Genes are actually simpler than most people tend to think
I think Steve Hsu has written some about the evidence for additivity on his blog (Information Processing). He also talks about it a bit in section 3.1 of this paper.
Thanks.
So I only briefly read through the section of the paper, but not really sure whether it applies to my hypothesis: My hypothesis isn’t about there being gene-combinations that are useful which were selected for, but just about there being gene-combinations that coincidentally work better without there being strong selection pressure for those to quickly rise to fixation.
(Also yeah for simpler properties like how much milk is produced I’d expect a much larger share of the variance to come from genes which have individual contributions. Also for selection-based eugenics the main relevant thing are the genes which have individual contribution. (Though if we have precise ability to do gene editing we might be able to do better and see how to tune the hyperparameters to fit well together.))
Please let me know whether I’m missing something though.
(There might be a sorta annoying analysis one could do to test my hypothesis: On my hypothesis the correlation between the intelligence of very intelligent parents and their children would be even a bit less than on the just-independent-mutations hypothesis, because very intelligent people likely also got lucky in how their gene variants work together but those properties would unlikely to all be passed along and end up dominant.)
Thanks for confirming.
To clarify in case I’m misunderstanding, the effects are additive among the genes explaining the part of the IQ variance which we can so far explain, and we count that as evidence that for the remaining genetically caused IQ variance the effects will also be additive?
I didn’t look into how the data analysis in the studies was done, but on my default guess this generalization does not work well / the additivity on the currently identified SNPs isn’t significant counterevidence for my hyptohesis:
I’d imagine that studies just correlated individual gene variants with IQ and thereby found gene variants that have independent effects on intelligence. Or did they also look at pairwise or triplet gene-variant combinations and correlated those with IQ? (There would be quite a lot of pairs, and I’m not be sure whether the current datasets are large enough to robustly identify the combinations that really have good/bad effects from false positives.)

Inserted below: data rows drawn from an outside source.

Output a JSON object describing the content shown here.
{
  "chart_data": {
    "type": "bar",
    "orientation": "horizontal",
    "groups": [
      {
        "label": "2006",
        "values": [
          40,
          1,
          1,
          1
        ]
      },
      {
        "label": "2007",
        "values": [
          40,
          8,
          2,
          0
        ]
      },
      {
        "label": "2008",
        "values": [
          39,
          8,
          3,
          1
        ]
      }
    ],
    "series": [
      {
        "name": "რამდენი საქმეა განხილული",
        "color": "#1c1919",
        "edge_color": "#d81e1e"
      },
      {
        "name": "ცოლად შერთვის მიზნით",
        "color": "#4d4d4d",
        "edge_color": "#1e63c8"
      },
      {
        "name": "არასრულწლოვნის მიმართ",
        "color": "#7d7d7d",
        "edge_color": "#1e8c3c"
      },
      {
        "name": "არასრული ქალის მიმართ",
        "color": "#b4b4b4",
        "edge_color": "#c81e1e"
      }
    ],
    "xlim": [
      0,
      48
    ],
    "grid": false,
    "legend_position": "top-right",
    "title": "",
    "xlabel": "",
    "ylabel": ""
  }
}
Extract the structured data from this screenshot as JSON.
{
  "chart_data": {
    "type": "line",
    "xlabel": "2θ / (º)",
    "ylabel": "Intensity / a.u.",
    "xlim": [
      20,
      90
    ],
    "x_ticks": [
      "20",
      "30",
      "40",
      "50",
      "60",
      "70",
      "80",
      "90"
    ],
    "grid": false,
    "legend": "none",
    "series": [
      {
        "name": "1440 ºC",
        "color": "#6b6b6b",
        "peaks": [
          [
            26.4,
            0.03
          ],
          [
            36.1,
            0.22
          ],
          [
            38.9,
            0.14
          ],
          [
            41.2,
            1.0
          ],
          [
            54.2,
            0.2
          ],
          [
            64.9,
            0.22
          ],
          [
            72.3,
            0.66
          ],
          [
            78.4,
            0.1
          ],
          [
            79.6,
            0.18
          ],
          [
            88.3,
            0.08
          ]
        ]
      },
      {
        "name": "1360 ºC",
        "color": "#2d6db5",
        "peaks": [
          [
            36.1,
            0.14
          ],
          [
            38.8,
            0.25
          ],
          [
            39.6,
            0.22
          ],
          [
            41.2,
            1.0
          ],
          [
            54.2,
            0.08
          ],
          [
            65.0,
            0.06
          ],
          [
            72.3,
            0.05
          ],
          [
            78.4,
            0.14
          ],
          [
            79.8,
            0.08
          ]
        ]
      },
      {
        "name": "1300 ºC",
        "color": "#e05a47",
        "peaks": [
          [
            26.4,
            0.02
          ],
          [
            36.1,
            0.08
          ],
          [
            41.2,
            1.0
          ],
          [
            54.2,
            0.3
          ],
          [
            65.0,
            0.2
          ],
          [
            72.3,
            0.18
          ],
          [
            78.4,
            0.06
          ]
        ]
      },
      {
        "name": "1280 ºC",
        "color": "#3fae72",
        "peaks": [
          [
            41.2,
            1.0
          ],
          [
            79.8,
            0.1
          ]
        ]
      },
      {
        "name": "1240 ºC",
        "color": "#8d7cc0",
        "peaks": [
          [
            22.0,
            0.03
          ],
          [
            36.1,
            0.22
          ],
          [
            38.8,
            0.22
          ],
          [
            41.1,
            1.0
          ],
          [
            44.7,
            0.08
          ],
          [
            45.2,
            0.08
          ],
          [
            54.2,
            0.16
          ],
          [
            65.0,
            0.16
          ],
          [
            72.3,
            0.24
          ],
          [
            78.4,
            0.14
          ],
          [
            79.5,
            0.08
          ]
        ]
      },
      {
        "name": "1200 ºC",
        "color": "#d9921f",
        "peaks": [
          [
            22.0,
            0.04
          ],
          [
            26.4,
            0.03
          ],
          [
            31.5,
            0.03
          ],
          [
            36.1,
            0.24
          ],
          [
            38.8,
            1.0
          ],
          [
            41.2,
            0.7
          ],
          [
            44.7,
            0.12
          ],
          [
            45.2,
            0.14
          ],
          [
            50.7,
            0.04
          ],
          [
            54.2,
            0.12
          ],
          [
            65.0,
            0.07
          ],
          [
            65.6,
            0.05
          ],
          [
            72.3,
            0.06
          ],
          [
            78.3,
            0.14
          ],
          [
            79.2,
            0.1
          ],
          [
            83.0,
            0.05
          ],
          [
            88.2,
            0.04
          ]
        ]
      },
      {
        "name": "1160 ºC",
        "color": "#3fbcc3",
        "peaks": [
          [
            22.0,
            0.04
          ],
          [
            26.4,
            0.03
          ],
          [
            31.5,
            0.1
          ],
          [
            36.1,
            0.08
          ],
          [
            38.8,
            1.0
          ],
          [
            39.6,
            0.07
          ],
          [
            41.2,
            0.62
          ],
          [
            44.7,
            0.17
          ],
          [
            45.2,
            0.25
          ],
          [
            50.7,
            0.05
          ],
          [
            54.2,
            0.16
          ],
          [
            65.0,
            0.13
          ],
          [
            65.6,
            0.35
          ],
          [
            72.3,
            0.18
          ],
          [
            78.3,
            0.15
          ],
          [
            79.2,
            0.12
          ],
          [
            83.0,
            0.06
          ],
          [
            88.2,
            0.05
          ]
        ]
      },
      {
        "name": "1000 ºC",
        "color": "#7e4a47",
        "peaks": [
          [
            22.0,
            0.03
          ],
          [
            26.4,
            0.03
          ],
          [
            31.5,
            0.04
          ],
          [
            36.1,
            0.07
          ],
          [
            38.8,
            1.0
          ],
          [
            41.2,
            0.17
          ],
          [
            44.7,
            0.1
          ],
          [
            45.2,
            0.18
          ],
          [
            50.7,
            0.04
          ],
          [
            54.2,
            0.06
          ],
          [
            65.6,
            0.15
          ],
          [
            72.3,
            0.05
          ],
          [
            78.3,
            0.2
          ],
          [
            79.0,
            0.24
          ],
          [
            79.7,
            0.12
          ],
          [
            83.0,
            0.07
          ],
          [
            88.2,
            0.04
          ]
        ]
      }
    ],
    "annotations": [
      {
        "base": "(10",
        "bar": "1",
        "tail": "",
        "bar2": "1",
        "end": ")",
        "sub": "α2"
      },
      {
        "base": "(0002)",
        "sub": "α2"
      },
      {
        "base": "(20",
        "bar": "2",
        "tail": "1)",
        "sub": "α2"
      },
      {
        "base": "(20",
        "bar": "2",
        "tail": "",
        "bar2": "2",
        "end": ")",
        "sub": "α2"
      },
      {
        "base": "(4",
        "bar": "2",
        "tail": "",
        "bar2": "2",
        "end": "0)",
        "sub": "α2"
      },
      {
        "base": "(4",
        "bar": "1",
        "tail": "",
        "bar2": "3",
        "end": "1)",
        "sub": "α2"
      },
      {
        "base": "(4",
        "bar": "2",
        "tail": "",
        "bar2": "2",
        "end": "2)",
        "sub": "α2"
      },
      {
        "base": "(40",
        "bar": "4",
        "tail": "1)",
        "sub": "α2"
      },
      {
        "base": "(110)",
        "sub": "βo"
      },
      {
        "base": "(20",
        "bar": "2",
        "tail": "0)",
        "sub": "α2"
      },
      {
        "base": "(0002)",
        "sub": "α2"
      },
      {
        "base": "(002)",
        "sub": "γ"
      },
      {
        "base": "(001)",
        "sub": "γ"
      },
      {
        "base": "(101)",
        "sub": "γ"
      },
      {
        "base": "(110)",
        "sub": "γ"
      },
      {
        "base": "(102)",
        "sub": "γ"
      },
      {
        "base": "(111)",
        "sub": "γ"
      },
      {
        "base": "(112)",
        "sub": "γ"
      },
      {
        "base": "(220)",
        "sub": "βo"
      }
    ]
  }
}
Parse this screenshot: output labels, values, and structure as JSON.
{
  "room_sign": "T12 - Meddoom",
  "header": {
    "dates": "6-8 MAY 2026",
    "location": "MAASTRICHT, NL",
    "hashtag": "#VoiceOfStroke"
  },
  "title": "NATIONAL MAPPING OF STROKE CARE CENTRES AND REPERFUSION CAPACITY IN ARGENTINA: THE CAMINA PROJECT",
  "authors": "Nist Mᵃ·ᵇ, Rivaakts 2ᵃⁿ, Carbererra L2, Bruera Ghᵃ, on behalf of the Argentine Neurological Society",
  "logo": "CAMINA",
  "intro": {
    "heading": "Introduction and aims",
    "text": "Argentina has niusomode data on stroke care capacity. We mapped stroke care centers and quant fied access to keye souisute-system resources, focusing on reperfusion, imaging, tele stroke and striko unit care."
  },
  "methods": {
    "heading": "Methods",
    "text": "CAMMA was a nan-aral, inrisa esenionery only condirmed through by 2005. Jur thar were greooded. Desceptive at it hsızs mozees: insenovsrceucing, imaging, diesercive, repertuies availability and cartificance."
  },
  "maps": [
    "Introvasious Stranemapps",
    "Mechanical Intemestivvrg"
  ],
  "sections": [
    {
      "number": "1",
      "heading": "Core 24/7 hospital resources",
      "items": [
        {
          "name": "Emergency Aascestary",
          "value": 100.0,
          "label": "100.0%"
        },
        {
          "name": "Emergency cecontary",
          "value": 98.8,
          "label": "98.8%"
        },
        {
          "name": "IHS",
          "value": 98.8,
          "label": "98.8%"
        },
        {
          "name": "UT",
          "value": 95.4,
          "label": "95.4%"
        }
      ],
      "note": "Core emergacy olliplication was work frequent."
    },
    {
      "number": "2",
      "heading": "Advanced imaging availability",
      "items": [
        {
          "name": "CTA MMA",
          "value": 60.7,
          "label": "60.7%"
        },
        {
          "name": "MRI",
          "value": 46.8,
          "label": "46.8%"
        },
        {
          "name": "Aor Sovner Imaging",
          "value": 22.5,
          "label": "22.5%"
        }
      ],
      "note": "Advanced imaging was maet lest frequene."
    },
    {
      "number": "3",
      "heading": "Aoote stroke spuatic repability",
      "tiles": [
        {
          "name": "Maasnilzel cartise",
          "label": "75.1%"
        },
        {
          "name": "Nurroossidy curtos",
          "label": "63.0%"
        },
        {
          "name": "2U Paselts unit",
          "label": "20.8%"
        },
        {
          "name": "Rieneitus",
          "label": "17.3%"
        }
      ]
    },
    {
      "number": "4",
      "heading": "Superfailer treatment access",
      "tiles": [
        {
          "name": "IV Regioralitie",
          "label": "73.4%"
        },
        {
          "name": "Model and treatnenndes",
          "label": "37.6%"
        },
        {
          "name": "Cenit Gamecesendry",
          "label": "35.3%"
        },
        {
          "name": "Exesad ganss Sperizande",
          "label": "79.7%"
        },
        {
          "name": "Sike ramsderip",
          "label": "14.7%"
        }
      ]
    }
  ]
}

One would of course expect that the effects of the gene variants which have independent effects on IQ are additive.
But overall, except if the studies did look for higher-order IQ correlations, the fact that the IQ variance we can explain so far comes from genes which have independent effects isn’t significant evidence for the remaining genetically-caused IQ variation also comes from gene variants which have independent effects, because we were bound to much rather find the genes which do have independent effects.
(I think the above should be sufficient explanation of what I think but here’s an example to clarify my hypothesis:
Suppose gene A has variants A1 and A2 and gene B has B1 and B2. Suppose that A1 can work well with B1 and A2 with B2, but the other interactions don’t fit together that well (like badly tuned hyperparameters) and result in lower intelligence.
When we only look at e.g. A1 and A2, none is independently better than the other—they are uncorrelated to IQ. Studies would need to look at combinations of variants to see that e.g. A1+B1 has slight positive correlation with intelligence—and I’m doubting whether studies did that (and whether we have sufficient data to see the signal among the combinatorical explosion of possibilities), and it would be helpful if someone clarified to me briefly how studies did the data analysis.